(18 novembre 2007)
Sous le terme malheureux de « statistiques ethniques », on amalgame décidément beaucoup de choses, des études marketing sur lesquelles la Cnil veut garder un contrôle aux fichiers de police, en passant par les enquêtes des chercheurs de l'Ined. Des démographes, comme Alain Blum, France Guérin-Pace et Hervé Le Bras ou le sociologue Éric Keslassy publient des tribunes hostiles dans la presse. Même le Conseil constitutionnel, qui vient de retoquer l'article 63 de la loi sur l'immigration au juste motif que les « statistiques sur la diversité », comme on dit maintenant, n'ont rien à voir avec l'entrée et le séjour des étrangers en France, n'a pas pu s'empêcher d'insérer au passage un petit commentaire enchanteur, au sens premier du terme.
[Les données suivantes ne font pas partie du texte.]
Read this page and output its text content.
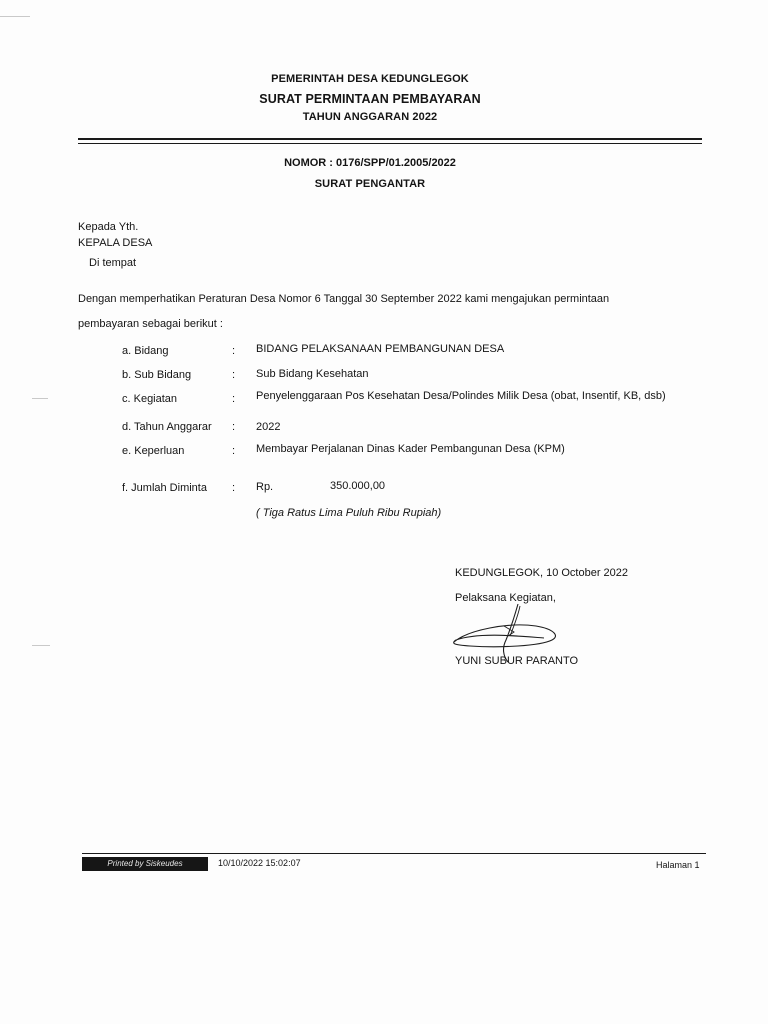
PEMERINTAH DESA KEDUNGLEGOK
SURAT PERMINTAAN PEMBAYARAN
TAHUN ANGGARAN 2022
NOMOR : 0176/SPP/01.2005/2022
SURAT PENGANTAR
Kepada Yth.
KEPALA DESA
Di tempat
Dengan memperhatikan Peraturan Desa Nomor 6 Tanggal 30 September 2022 kami mengajukan permintaan
pembayaran sebagai berikut :
a. Bidang	: BIDANG PELAKSANAAN PEMBANGUNAN DESA
b. Sub Bidang	: Sub Bidang Kesehatan
c. Kegiatan	: Penyelenggaraan Pos Kesehatan Desa/Polindes Milik Desa (obat, Insentif, KB, dsb)
d. Tahun Anggarar : 2022
e. Keperluan	: Membayar Perjalanan Dinas Kader Pembangunan Desa (KPM)
f. Jumlah Diminta : Rp.	350.000,00
( Tiga Ratus Lima Puluh Ribu Rupiah)
KEDUNGLEGOK, 10 October 2022
Pelaksana Kegiatan,
YUNI SUBUR PARANTO
Printed by Siskeudes	10/10/2022 15:02:07	Halaman 1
Du principe selon lequel la « République indivisible [...] assure l’égalité devant la loi de tous les citoyens sans distinction d’origine, de race ou de religion », les juges constitutionnels n'hésitent pas à déduire qu'en toute hypothèse, « si les traitements nécessaires à la conduite des études sur la mesure de la diversité des origines peuvent porter sur des données objectives, ils ne sauraient reposer sur l’origine ethnique ou la race » !
Dans les argumentaires contre les statistiques ethno-raciales et religieuses cités précédemment, on trouve systématiquement deux arguments que je voudrais discuter : d'une part, l'ethnicité ou la couleur de la peau ne serait pas un critère pertinent pour étudier les discriminations et, d'autre part, la constitution de telles statistiques aurait un effet performatif tel que tout un chacun pourrait subitement se mettre à penser le monde en termes de races.
Le premier argument opposé aux chercheurs qui font remarquer que la couleur de la peau est quelque chose qui se voit, et que ça peut donc avoir une influence sur la façon dont les individus ressentent les difficultés de leur pleine intégration au corps social, c'est que l'ethnicité et la race ne sont pas des critères pertinents pour étudier les discriminations. Eric Keslassy écrit ainsi : « Nul besoin en effet de réhabiliter des catégories ethnoraciales pour affirmer que les minorités postcoloniales souffrent de discriminations devant l’emploi, le logement ou encore les loisirs. Les "testings" suffisent amplement à déterminer une telle réalité » [Keslassy 2007].
Derrière cette question apparemment pragmatique de l'utilité des statistiques, il y a bien sûr la question de la place que l'analyse sociale doit ou non continuer d'accorder aux rapports de classes, comme l'ont bien montré les contributions de Didier Fassin et Gérard Noiriel dans un ouvrage collectif récent [Fassin et Fassin 2006]. Le choix des outils d'analyse n'est pas neutre, au sens où il met en jeu un certain nombres de présupposés de départ du chercheur. Georges Felouzis, professeur de sociologie à l'université Bordeaux-II rappelle ainsi : « Chaque fois que l'on construit des catégories statistiques, il y a un débat. L'histoire des catégories socioprofessionnelles en France le montre. Quand on a créé la catégorie "cadre", la catégorie "ouvriers", les marxistes ont dit "cela ne reflète pas les vrais rapports d'exploitation entre la bourgeoisie et le prolétariat". Toutes les catégories statistiques sont des constructions » [Felouzis 2007].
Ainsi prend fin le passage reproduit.